The Chamber forces me to face the one character trait about myself that I hate as it reminds me in one way or another that I am ordinary. My gift manifests itself through the ability to see the future. I do not need a scrying crystal or mirror to see things that will come, but mine is nothing special. There are hedgewitches who have the gift of foresight. Irnai, the young woman whom Lady Knight Keladry and her friends rescued from Scanra so many years ago, now advises the king. I have a talent with weaponry, true, but I have never excelled at any one. Seeing me with my friends, no one would ever guess that my deepest, most crippling fear is not failure, but that of being unremarkable. The Chamber of the Ordeal is merciless. It hammers me with memory after memory, forcing me to relive them all until I weep bitter tears, until I fight back and rage at it in my mind. "There is no crime in being ordinary!" I rail silently. "It is the ordinary, and not the extraordinary that make the world function day in and out. Even those who seem unimpressive have something to offer!"

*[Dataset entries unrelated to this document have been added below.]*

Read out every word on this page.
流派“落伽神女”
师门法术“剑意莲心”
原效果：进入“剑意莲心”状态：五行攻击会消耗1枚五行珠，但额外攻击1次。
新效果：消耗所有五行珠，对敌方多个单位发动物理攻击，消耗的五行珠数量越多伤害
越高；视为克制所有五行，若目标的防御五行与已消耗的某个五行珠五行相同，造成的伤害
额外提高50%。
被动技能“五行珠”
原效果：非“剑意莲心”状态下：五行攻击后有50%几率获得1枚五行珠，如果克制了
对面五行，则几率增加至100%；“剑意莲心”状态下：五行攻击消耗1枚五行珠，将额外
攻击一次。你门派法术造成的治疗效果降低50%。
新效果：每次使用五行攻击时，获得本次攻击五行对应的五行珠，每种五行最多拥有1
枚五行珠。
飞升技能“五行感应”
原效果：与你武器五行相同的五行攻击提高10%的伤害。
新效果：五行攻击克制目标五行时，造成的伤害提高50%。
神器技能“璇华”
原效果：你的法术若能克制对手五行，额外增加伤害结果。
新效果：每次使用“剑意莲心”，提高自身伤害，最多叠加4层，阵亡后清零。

In my mind, the Chamber whispers, "I have a memory a thousand years old, and I know secrets I have never been told, Alan of Pirate's Swoop." I wipe my cheeks and glare defiance as the voice continues, "And I have jewels that have not yet been found when they first walk through my door, but you, lad, were just a diamond in the rough that needed polishing. You will do."

Behind me, the door opens on its own. I have done it. And when I leave, my shoulders back, my head held high and emerge into the room now filled with dawn's light, my knight master stares at me in surprise before draping a blanket around my shoulders. Most people who emerge from the Chamber look like they were hammered, but I refuse to give anyone the satisfaction of knowing how very much my time in that room has affected me. I nod my thanks and pull it around me.

The gallery is full of well-wishers -- adopted family consisting of my famous uncles and aunts, including my liege lord king and his queen. There are the people with whom I have made lifelong friendships during my tenure as a page and squire, and a handful of my instructors. My grandparents, my brother, my father -- the man for whom I am a dead-ringer save for the color of my hair -- and my mother. I lock eyes not with the host of gods at the back of the room ... were I not so weary I would be honored by their presences ... but with the short woman whose violet eyes look over me anxiously. And I begin to understand what it is that the Chamber forced me to recognise. Ordinary is never dull. And neither am I.